The largest conservation concern for Asian elephants have been habitat loss and human-wildlife conflict. Poaching of Asian elephants usually haven’t been the main threat due to the fact that tusks are not as common among Asian elephants. However, recent findings from scientists at the Smithsonian Conservation Biology Institute (SCBI) have found that poaching, not for elephant tusks but for the animal’s meat and skins, is an emerging crisis for Asian elephants in Myanmar.
Unlike poaching for ivory, the skin and meat trade does not discriminate between genders
or age, making it the most dangerous form of poaching where no elephant is safe. As McEvoy puts it: “hunting females and calves is a really quick way to drive a species towards extinction.”
The Smithsonian team have been tracking elephants in areas of human-wildlife conflict to understand their movements through the landscape better.

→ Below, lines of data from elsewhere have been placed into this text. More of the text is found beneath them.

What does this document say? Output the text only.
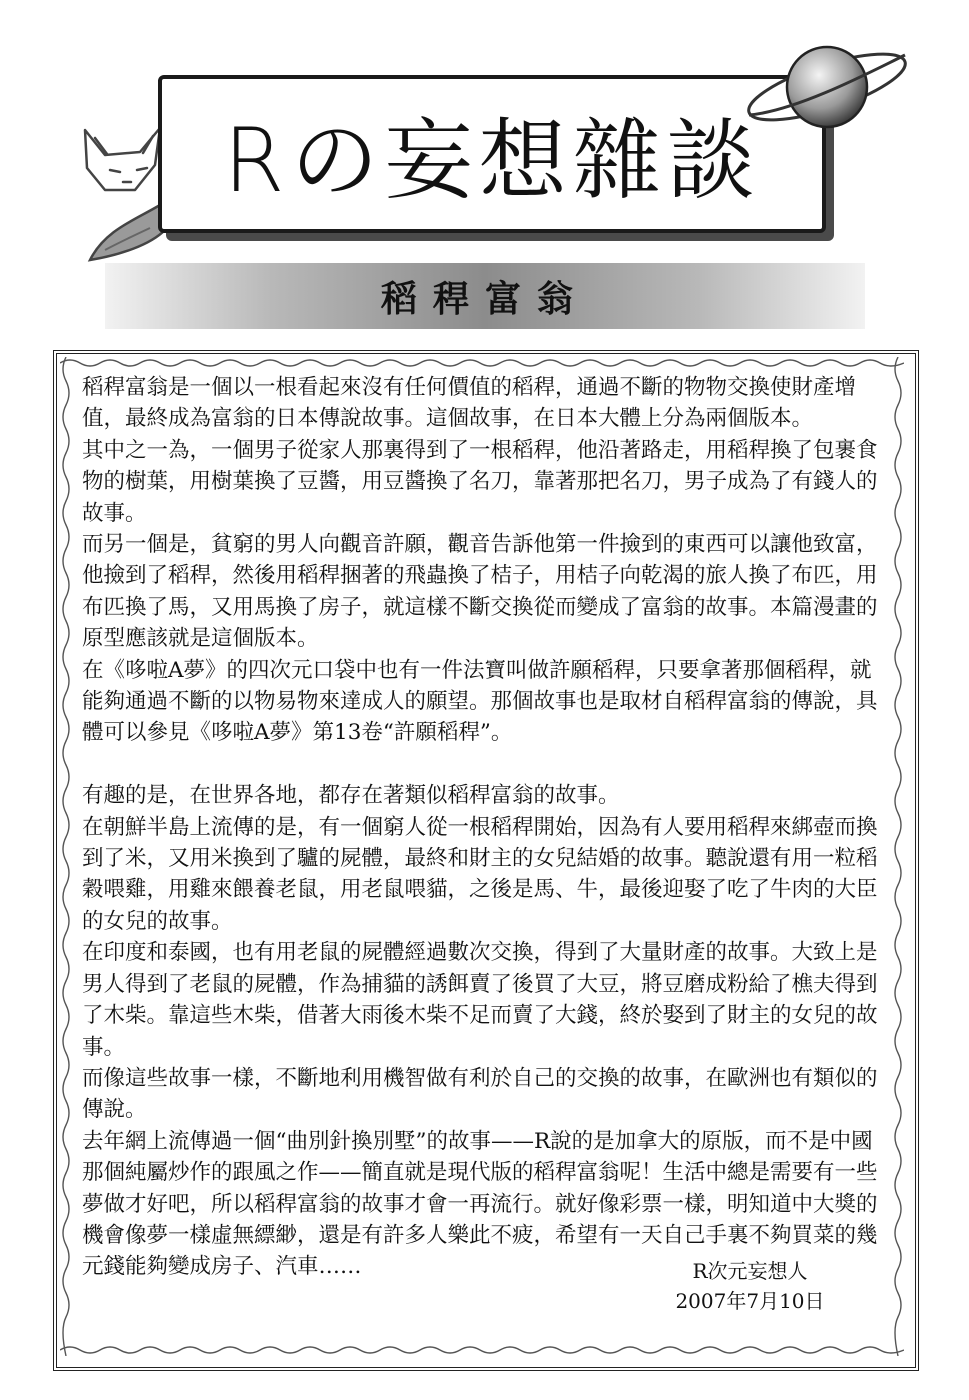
Rの妄想雜談
稻稈富翁

稻稈富翁是一個以一根看起來沒有任何價值的稻稈，通過不斷的物物交換使財產增值，最終成為富翁的日本傳說故事。這個故事，在日本大體上分為兩個版本。

其中之一為，一個男子從家人那裏得到了一根稻稈，他沿著路走，用稻稈換了包裹食物的樹葉，用樹葉換了豆醬，用豆醬換了名刀，靠著那把名刀，男子成為了有錢人的故事。

而另一個是，貧窮的男人向觀音許願，觀音告訴他第一件撿到的東西可以讓他致富，他撿到了稻稈，然後用稻稈捆著的飛蟲換了桔子，用桔子向乾渴的旅人換了布匹，用布匹換了馬，又用馬換了房子，就這樣不斷交換從而變成了富翁的故事。本篇漫畫的原型應該就是這個版本。

在《哆啦A夢》的四次元口袋中也有一件法寶叫做許願稻稈，只要拿著那個稻稈，就能夠通過不斷的以物易物來達成人的願望。那個故事也是取材自稻稈富翁的傳說，具體可以參見《哆啦A夢》第13卷“許願稻稈”。

有趣的是，在世界各地，都存在著類似稻稈富翁的故事。

在朝鮮半島上流傳的是，有一個窮人從一根稻稈開始，因為有人要用稻稈來綁壺而換到了米，又用米換到了驢的屍體，最終和財主的女兒結婚的故事。聽說還有用一粒稻穀喂雞，用雞來餵養老鼠，用老鼠喂貓，之後是馬、牛，最後迎娶了吃了牛肉的大臣的女兒的故事。

在印度和泰國，也有用老鼠的屍體經過數次交換，得到了大量財產的故事。大致上是男人得到了老鼠的屍體，作為捕貓的誘餌賣了後買了大豆，將豆磨成粉給了樵夫得到了木柴。靠這些木柴，借著大雨後木柴不足而賣了大錢，終於娶到了財主的女兒的故事。

而像這些故事一樣，不斷地利用機智做有利於自己的交換的故事，在歐洲也有類似的傳說。

去年網上流傳過一個“曲別針換別墅”的故事——R說的是加拿大的原版，而不是中國那個純屬炒作的跟風之作——簡直就是現代版的稻稈富翁呢！生活中總是需要有一些夢做才好吧，所以稻稈富翁的故事才會一再流行。就好像彩票一樣，明知道中大獎的機會像夢一樣虛無縹緲，還是有許多人樂此不疲，希望有一天自己手裏不夠買菜的幾元錢能夠變成房子、汽車……	R次元妄想人
2007年7月10日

“But in the past few years (since the study began in 2014) we started to see a lot of the elephants dropping off the map in a pretty alarming way,” McEvoy says. “And we started to realize that there is a bit of a crisis going on.” Over a period of less than two years, at least 19 individuals were killed just in one 13.5-square-mile area studied.
Reports from the government of Myanmar show that poaching is on the rise in the country.
During 2016, 25 elephants were poached. In the preceding five years combined, 61 elephants had been poached.
In response to the discovery of the poaching pandemic, the Myanmar government has also created an elephant emergency response unit that coordinates patrols to prevent poaching into the future. Education in local communities through schools is also key to ensuring the elephants are protected.